Hoy se me ocurrió pensar que nada de lo vivido retornará. Ni lo bueno ni lo malo ni lo intermedio. Nada. Nada podrá ser recuperado, nada podrá repetirse jamás. Pero. Pero sí puedo revivirlo si lo escribo. Ahora sí. Ahora estoy lista para escribir esta novela. No podía escribirla mientras la vivía, como quedó claramente demostrado en uno de los tantos comienzos truncos que tengo dando vueltas por ahí. No podía vivir y escribir al mismo tiempo. Pero ahora sí. Ahora bastará echar mano a los diarios y a los recuerdos para escribir la más fantástica de las novelas de amor y desamor, la más alucinante versión del "odi et amo" catuliano, la más fabulosa de las fábulas fabulescas acerca de dos seres que creían estar cósmicamente conectados a través de las galaxias y las esferas... Ahora, cuando quiera, cuando guste, podré hacerlo.
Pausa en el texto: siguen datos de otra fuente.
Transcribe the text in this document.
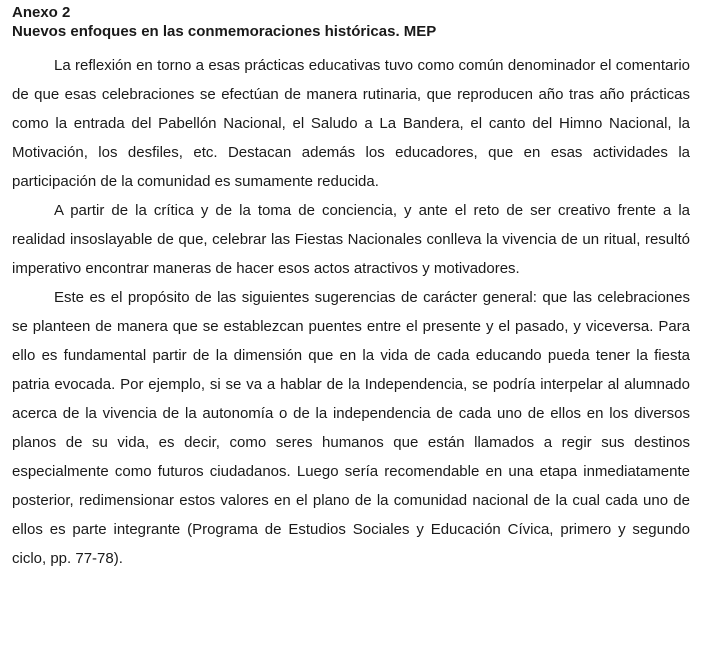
Anexo 2
Nuevos enfoques en las conmemoraciones históricas. MEP

La reflexión en torno a esas prácticas educativas tuvo como común denominador el comentario de que esas celebraciones se efectúan de manera rutinaria, que reproducen año tras año prácticas como la entrada del Pabellón Nacional, el Saludo a La Bandera, el canto del Himno Nacional, la Motivación, los desfiles, etc. Destacan además los educadores, que en esas actividades la participación de la comunidad es sumamente reducida.

A partir de la crítica y de la toma de conciencia, y ante el reto de ser creativo frente a la realidad insoslayable de que, celebrar las Fiestas Nacionales conlleva la vivencia de un ritual, resultó imperativo encontrar maneras de hacer esos actos atractivos y motivadores.

Este es el propósito de las siguientes sugerencias de carácter general: que las celebraciones se planteen de manera que se establezcan puentes entre el presente y el pasado, y viceversa. Para ello es fundamental partir de la dimensión que en la vida de cada educando pueda tener la fiesta patria evocada. Por ejemplo, si se va a hablar de la Independencia, se podría interpelar al alumnado acerca de la vivencia de la autonomía o de la independencia de cada uno de ellos en los diversos planos de su vida, es decir, como seres humanos que están llamados a regir sus destinos especialmente como futuros ciudadanos. Luego sería recomendable en una etapa inmediatamente posterior, redimensionar estos valores en el plano de la comunidad nacional de la cual cada uno de ellos es parte integrante (Programa de Estudios Sociales y Educación Cívica, primero y segundo ciclo, pp. 77-78).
Pero antes será necesario completar el duelo de este amor. Puede que eso lleve algún tiempo. Puede que tenga, en el proceso, alguna recaída, algún tropezón. Quizás no (tengo la esperanza de que no). Puede que llore más todavía, puede que aún tenga otras mil poesías para él u otro millón, no lo sé, puede todo eso y mucho más. No importará. Porque sobreviví, la tragedia ya quedó atrás. Aún humea su pira, aún destella, con palidez suprema, su resplandor. Aún se calcina mi corazón en esa hoguera pero pronto llegará la ceniza salvadora, el hueso pulverizado, la fina sombra de la muerte se cernirá sobre todo ello como la nieve en el final de "Los muertos" de Joyce.
Entonces, podré ir al cementerio de los amores fenecidos, al camposanto más bendito, y dejarle unas flores y llorarlo en la privacidad salvaje de la naturaleza cada tanto. Lloraré mi amor, mis esperanzas, mis ingenuas patrañas, mis poemas nonatos, y a Ariadna; lloraré su pelo, su espalda, su voz; lloraré por "Paraíso" y por cada una de las canciones que no me dedicó; lloraré por mí, por aquella ella que lo adoraba tanto como para olvidarse de que existía y de que tenía una vida aparte; lloraré por mi pena, por mi única y exclusiva pena; lloraré por todo lo que merezca ser llorado; lloraré por cada uno de los besos robados, de las lágrimas ofrendadas, de los abrazos no dados; lloraré por cada una de las imágenes que me azotan y acongojan con furia y saña morbosas; lloraré hasta que los ojos se me partan y las manos se me abran y el cuerpo diga un gran y tenebroso basta... y le llevaré flores, flores narcóticas, flores de otro mundo, flores malditas cada vez que me acerque al túmulo que erigiré conmemorando los restos de lo que no fue, de lo que, ahora sé, nunca tuvo que haber sido.